Dahası, İsrail Gazze'deki eylemleri için uluslararası destek elde etmekte zorlanıyor ve Netanyahu hükümetinin Hamas ile İsrail askerlerini bölgeden çekecek bir ateşkes anlaşmasını müzakere etmeyi reddetmesinden kaynaklanan iç huzursuzlukla daha da karmaşık hale geliyor.

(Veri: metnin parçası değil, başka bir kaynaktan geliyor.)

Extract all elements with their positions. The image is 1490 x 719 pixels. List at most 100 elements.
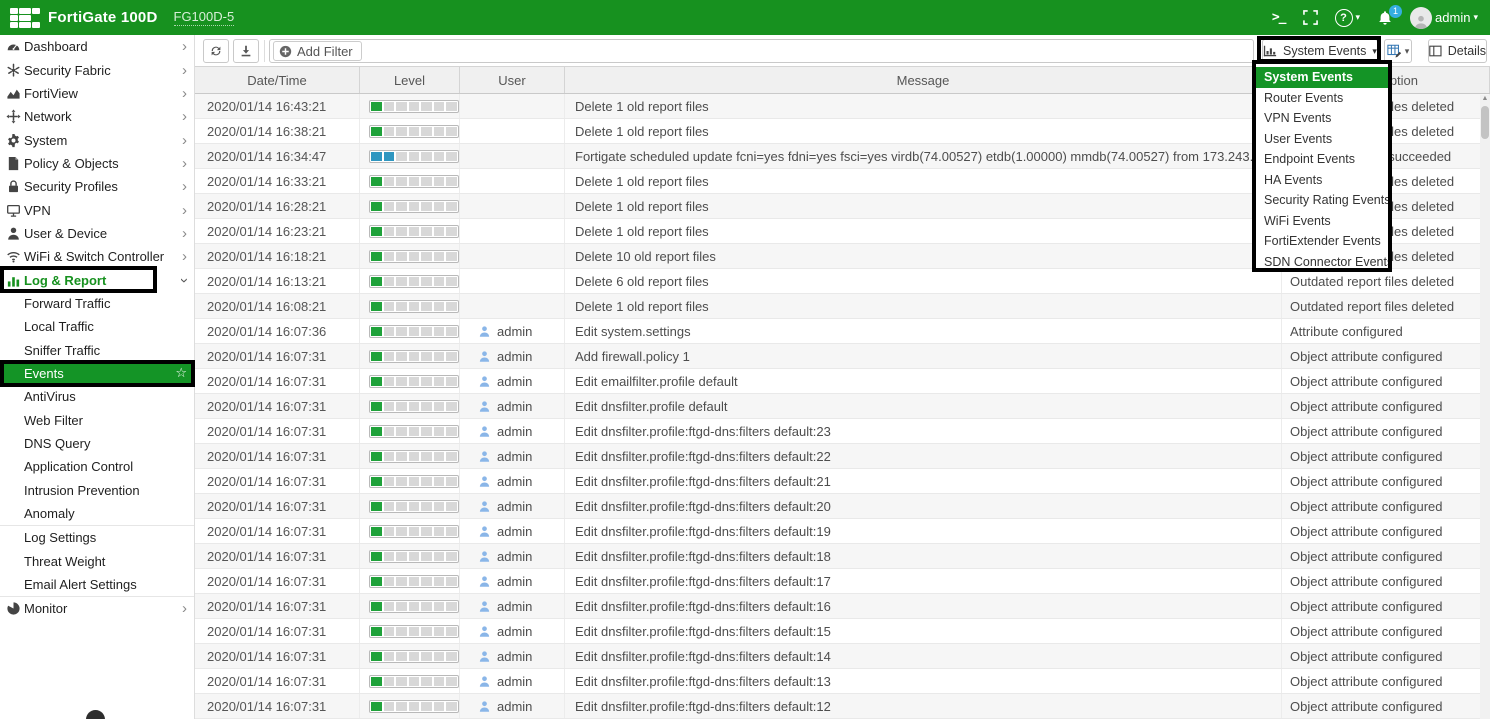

Bu nedenle, Filistin direnişi uluslararası savunuculuğa odaklanmalı, İsrail ihlallerini vurgulamalı ve İsrail'in Gazze Şeridi'nden tamamen çıkması için diplomatik baskıyı artırmak adına küresel kamuoyunu harekete geçirmelidir. Filistinli gruplar arasında ulusal birliğin güçlendirilmesi de çok önemlidir; İsrail'in Filistin toplumunu parçalama ve direnişi zayıflatma çabalarına etkili bir şekilde karşı koymak için birleşik bir cephe hayati önem taşıyor.
İşgal devletinin savaş sonrası Gazze planlarına yönelik son adımlarının ardından çeşitli senaryolar ortaya çıkabilir. Diplomatik çabalar başarısız olursa veya ateşkes anlaşmasına varılmazsa, İsrail yeni gerçeklikler ve yönetim dayatmaya çalışırken Gazze'de artan askeri çatışmalar yaşanabilir.

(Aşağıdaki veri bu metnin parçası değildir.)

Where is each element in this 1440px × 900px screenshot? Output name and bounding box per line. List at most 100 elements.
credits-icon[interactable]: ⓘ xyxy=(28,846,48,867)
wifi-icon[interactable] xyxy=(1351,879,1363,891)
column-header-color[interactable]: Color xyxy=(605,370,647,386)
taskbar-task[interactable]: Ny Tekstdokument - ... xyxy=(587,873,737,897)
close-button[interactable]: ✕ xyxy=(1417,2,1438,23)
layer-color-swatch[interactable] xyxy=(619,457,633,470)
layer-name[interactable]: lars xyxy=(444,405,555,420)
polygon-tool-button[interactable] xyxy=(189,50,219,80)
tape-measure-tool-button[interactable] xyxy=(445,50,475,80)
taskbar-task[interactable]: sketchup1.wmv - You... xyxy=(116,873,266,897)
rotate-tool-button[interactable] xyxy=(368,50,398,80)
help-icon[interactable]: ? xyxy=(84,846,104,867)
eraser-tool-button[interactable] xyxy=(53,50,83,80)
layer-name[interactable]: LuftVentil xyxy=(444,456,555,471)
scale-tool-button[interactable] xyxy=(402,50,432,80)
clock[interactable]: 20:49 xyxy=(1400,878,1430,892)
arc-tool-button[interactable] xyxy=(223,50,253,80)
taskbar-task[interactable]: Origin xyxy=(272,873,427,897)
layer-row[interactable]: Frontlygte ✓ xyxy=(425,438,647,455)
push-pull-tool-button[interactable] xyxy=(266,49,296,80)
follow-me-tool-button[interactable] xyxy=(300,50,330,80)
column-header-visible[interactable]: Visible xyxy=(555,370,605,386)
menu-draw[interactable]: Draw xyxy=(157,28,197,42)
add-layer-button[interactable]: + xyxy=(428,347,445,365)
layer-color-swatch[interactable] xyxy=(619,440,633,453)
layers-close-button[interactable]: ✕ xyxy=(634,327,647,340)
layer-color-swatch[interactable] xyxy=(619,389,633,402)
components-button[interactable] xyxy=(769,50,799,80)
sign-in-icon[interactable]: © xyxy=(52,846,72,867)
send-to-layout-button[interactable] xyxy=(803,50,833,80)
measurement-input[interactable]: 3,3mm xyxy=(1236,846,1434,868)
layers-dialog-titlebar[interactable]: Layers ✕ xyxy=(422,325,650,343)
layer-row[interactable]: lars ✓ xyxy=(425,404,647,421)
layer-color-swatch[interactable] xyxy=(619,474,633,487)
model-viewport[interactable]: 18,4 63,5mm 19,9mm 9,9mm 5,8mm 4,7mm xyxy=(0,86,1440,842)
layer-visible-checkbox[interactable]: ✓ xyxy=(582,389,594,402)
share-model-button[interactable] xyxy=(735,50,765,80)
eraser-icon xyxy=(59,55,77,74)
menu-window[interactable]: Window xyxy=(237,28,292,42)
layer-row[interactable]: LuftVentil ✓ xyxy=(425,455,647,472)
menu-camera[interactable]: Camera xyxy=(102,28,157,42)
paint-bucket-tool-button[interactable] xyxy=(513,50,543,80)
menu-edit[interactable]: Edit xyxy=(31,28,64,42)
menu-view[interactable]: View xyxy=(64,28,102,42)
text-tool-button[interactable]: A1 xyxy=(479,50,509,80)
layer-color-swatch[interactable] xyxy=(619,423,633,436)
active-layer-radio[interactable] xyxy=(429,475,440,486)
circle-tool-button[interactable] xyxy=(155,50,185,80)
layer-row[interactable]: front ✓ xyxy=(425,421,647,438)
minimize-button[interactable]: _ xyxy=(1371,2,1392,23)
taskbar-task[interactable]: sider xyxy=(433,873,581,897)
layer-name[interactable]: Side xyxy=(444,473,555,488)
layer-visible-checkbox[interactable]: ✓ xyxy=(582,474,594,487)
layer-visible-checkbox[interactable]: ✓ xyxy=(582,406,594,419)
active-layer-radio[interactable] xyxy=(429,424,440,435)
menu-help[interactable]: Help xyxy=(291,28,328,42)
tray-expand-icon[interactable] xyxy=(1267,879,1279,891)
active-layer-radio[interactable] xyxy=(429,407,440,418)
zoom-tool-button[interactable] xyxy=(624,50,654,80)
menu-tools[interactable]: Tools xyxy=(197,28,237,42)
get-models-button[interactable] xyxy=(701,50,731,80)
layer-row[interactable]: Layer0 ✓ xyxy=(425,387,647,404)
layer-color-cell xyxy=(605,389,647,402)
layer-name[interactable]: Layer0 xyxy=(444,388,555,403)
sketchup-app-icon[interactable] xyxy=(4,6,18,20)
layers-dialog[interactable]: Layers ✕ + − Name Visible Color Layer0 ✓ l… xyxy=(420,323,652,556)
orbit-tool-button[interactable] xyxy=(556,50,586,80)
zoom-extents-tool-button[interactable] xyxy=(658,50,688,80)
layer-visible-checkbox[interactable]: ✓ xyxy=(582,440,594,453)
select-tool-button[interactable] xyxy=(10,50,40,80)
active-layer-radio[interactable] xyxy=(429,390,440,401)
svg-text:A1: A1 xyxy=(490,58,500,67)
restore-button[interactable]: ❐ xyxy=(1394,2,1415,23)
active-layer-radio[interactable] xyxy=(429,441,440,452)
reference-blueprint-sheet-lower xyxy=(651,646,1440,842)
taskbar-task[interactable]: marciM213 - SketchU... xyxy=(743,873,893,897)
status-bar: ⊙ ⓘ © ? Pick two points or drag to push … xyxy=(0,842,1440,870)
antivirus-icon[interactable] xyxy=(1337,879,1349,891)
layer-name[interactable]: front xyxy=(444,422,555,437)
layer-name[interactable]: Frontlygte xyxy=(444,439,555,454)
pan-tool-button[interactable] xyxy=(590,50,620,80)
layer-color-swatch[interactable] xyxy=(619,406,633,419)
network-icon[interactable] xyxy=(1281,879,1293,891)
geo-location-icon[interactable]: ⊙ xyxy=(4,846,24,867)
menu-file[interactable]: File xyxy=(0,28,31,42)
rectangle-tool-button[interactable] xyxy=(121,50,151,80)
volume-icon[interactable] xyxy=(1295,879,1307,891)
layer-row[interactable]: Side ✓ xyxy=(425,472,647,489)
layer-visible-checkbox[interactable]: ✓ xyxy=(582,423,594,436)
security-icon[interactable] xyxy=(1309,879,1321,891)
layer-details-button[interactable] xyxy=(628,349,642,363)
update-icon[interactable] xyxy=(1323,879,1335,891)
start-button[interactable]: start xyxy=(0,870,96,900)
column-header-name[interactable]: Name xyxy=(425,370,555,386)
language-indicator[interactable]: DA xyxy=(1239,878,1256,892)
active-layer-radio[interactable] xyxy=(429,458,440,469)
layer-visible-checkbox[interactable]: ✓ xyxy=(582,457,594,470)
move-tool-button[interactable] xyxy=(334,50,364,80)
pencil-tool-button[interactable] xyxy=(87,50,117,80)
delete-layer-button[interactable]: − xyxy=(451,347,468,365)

Böyle bir durumda Filistin direnişinin askeri operasyonları artırması ve İsrail stratejilerine etkili bir şekilde karşı koymak için gruplar arasındaki koordinasyonu güçlendirmesi gerekecektir.

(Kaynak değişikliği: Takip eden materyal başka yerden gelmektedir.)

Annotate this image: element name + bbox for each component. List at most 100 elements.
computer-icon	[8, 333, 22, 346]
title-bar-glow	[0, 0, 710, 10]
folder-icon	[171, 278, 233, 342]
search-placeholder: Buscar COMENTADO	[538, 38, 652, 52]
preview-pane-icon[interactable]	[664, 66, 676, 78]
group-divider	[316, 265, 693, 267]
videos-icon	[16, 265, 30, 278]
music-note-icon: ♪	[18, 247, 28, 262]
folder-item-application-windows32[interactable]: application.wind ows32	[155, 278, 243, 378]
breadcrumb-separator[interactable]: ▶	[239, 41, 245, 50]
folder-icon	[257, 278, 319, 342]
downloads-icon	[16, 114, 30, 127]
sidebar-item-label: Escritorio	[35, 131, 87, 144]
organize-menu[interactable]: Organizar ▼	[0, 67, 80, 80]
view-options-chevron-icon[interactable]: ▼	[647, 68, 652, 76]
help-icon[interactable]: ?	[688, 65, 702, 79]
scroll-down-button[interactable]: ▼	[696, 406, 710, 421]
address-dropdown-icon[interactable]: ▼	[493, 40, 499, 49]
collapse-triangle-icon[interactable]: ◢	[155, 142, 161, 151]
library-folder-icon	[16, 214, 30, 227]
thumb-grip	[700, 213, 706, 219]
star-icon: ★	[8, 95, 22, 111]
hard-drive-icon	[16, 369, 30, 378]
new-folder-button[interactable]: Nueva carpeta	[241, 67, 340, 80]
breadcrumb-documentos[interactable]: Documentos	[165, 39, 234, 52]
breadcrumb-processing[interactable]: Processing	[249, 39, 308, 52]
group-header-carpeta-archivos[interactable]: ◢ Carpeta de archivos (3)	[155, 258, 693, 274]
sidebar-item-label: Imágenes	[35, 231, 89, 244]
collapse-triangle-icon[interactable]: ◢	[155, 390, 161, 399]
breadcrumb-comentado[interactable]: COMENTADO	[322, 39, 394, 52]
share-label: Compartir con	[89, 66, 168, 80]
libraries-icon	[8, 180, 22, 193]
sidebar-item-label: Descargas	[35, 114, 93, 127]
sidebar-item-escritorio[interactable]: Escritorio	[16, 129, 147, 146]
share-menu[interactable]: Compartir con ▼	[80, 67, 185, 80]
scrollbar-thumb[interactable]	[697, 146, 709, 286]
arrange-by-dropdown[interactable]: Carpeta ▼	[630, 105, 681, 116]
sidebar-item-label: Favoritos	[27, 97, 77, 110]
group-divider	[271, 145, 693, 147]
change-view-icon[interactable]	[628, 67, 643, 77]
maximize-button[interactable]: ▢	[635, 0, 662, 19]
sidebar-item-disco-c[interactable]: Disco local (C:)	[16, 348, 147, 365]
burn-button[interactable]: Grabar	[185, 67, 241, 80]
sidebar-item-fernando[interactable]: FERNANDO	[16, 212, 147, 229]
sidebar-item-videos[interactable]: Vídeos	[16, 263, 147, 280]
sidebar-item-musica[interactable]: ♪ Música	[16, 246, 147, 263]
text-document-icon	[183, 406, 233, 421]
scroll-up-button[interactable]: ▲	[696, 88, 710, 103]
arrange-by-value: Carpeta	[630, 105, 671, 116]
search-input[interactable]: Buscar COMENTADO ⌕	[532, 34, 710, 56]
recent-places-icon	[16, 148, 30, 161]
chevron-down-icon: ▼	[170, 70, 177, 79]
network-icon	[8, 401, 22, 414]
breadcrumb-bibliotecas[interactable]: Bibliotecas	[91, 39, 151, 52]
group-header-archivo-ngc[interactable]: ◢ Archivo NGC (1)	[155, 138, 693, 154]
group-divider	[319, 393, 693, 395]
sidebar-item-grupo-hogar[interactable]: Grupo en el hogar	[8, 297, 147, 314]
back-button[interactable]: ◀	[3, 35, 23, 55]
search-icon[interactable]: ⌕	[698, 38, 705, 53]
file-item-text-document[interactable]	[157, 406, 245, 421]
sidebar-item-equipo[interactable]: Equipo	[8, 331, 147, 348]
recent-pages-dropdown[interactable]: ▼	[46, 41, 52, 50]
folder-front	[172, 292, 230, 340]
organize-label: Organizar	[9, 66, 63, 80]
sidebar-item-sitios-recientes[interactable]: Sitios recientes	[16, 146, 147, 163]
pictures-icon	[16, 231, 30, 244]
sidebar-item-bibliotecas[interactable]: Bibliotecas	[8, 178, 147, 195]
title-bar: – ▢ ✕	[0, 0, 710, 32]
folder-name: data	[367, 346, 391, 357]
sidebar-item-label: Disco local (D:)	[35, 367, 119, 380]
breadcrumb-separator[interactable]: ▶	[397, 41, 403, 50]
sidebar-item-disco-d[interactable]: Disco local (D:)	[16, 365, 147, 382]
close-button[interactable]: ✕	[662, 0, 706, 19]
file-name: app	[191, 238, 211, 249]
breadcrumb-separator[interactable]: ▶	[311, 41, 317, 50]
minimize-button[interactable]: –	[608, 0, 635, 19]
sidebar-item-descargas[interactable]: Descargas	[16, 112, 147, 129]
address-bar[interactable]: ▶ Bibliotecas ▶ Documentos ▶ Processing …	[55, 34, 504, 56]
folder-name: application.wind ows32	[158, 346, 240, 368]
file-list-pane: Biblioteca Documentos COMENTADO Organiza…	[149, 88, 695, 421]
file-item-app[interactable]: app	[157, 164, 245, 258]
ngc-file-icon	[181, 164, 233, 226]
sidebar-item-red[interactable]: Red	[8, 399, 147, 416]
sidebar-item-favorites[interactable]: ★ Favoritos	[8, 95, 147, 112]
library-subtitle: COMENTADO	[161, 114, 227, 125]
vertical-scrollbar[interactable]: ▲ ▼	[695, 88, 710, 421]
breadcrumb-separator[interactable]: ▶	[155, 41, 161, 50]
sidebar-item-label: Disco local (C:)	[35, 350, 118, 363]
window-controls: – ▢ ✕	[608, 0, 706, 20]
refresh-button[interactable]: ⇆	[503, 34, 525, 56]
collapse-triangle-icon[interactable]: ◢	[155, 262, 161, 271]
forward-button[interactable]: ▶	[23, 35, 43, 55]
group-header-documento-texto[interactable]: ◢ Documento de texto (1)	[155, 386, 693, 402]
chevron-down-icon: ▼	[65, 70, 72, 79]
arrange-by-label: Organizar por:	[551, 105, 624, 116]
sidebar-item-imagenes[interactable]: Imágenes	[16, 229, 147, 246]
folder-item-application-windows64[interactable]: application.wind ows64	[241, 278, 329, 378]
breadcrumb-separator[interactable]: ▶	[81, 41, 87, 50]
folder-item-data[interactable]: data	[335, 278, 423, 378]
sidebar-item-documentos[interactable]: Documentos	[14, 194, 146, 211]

Alternatif olarak, Filistin direnişi uluslararası kamuoyunu başarılı bir şekilde harekete geçirirse, artan diplomatik baskı İsrail'i Gazze'deki askeri planlarını durdurmaya zorlayabilir. Bu senaryo, uluslararası garantilerle desteklenen bir ateşkese yol açabilir ve İsrail'in eski politikalarına geri dönmesini engelleyebilir.
Silahlı baskıyla siyasi strateji
Ancak devam eden çatışma ve abluka, Gazze'deki insani krizi daha da kötüleştirebilir ve direniş için nüfusun temel ihtiyaçlarının karşılanması açısından yeni gerilemeler yaratabilir. Bu krizi ele almak, siviller üzerindeki etkiyi azaltmak için uluslararası kuruluşlarla yakın işbirliği gerektirecektir.
Elad Goren'in Gazze'deki "insani-sivil" çabaların başına atanması, İsrail'in Gazze Şeridi üzerindeki kontrolünü sıkılaştırma ve direnişi zayıflatma yönündeki stratejik niyetinin açık bir göstergesidir. Büyük olasılıkla bu hamle, Philadelphi ve Netzarim koridorlarında gördüğümüz gibi, Filistin direnişinin artmasıyla karşılanacaktır.
Direnişin operasyonel kapasitesini güçlendirmeye devam etmesi ve İsrail'in Gazze'de yeni bir düzen uygulama girişimlerini engellemek için diplomatik çabaları yoğunlaştırması hayati önem taşıyor. Filistinliler arasında ulusal birliği teşvik etmek ve halk desteğini sürdürmek, bu tehditlerle yüzleşmek için çok önemlidir.
Nihayetinde Filistin direnişi, İsrail'in Gazze'yi kalıcı olarak işgal etme ve yönetme planlarını boşa çıkarmada kilit bir faktör olmaya devam ediyor. Filistinliler topraklarına ve haklarına tamamen bağlı kaldıkları sürece hiçbir yerleşim veya askeri strateji başarılı olamaz.